Applicando la linea fascista di Minniti e Salvini sulla sicurezza
Bologna e Firenze in mano al PD apripista nella “caccia ai balordi”
Salvini istituisce i prefetti neopodestà
Bologna e Firenze, due grandi città amministrate entrambe dal PD, hanno oggi il poco onorevole primato di laboratorio per la sperimentazione della politica di “sicurezza” diretta contro migranti, mendicanti, clochard ed altri emarginati sociali, inaugurata da Minniti e inasprita dal suo successore Salvini.
La prima fu Bologna nel dicembre 2017, quando al Viminale c’era Minniti, ad adottare con il prefetto Matteo Piantedosi, sulla base del decreto antimigranti varato a febbraio dal ministro PD, un provvedimento straordinario di divieto di accesso e stazionamento in alcune aree ritenute a rischio, come quella del parco della Montagnola, a persone denunciate dalle forze di polizia per attività legate a spaccio di droga; ma anche a persone coinvolte in “risse, percosse, lesioni personali, danneggiamento di beni e commercio abusivo su aree pubbliche”.
Una formula abbastanza ampia da includere quindi venditori ambulanti, mendicanti, senza fissa dimora, occupanti di case ed emarginati in generale. Tanto da sollevare forti dubbi di opportunità e di costituzionalità da parte di diversi giuristi che parlarono di “una gamma di sanzioni solo nominalmente amministrative ma che si traducevano in realtà in provvedimenti fortemente limitativi della libertà personale”. Il sindaco Virginio Merola, invece, non solo approvò l’ordinanza ma chiese che venisse estesa anche alla zona universitaria. L’ordinanza fu poi rinnovata anche dalla nuova prefetta Patrizia Impresa.
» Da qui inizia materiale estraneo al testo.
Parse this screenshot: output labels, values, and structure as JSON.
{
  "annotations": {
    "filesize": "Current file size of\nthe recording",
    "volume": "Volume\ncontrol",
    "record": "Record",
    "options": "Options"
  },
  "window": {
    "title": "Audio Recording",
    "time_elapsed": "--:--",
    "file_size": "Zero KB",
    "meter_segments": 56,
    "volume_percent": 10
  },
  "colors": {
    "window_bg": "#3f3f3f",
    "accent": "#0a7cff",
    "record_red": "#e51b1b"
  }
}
Di recente, come abbiamo denunciato sul n. 15/2019 de Il Bolscevico
, un’ordinanza simile, della validità di tre mesi, è stata adottata anche dalla prefetta di Firenze Laura Lega il 10 aprile scorso, con l’istituzione di una “zona rossa” comprendente il centro storico allargato ad alcune zone limitrofe, interdetta a soggetti “che ne impediscano l’accessibilità e la fruizione” e per “rendere più difficile il radicamento di fenomeni di illegalità e di degrado”. Con il plauso del sindaco, il renziano Dario Nardella, che del resto aveva condiviso la misura nella riunione del Comitato provinciale per l’ordine e la sicurezza pubblica, il quale lo ha salutato come un “provvedimento senz’altro utile che rafforza l’azione che le forze dell’ordine stanno svolgendo nel nostro territorio, nonostante il fatto che siano sotto organico e siano in attesa di agenti che devono venire da Roma come promesso. Noi come Comune abbiamo collaborato attivamente, perché credo che il gioco di squadra possa essere molto utile, anche se è giusto che l’apporto più rilevante per la sicurezza dei cittadini sia dato dallo Stato”.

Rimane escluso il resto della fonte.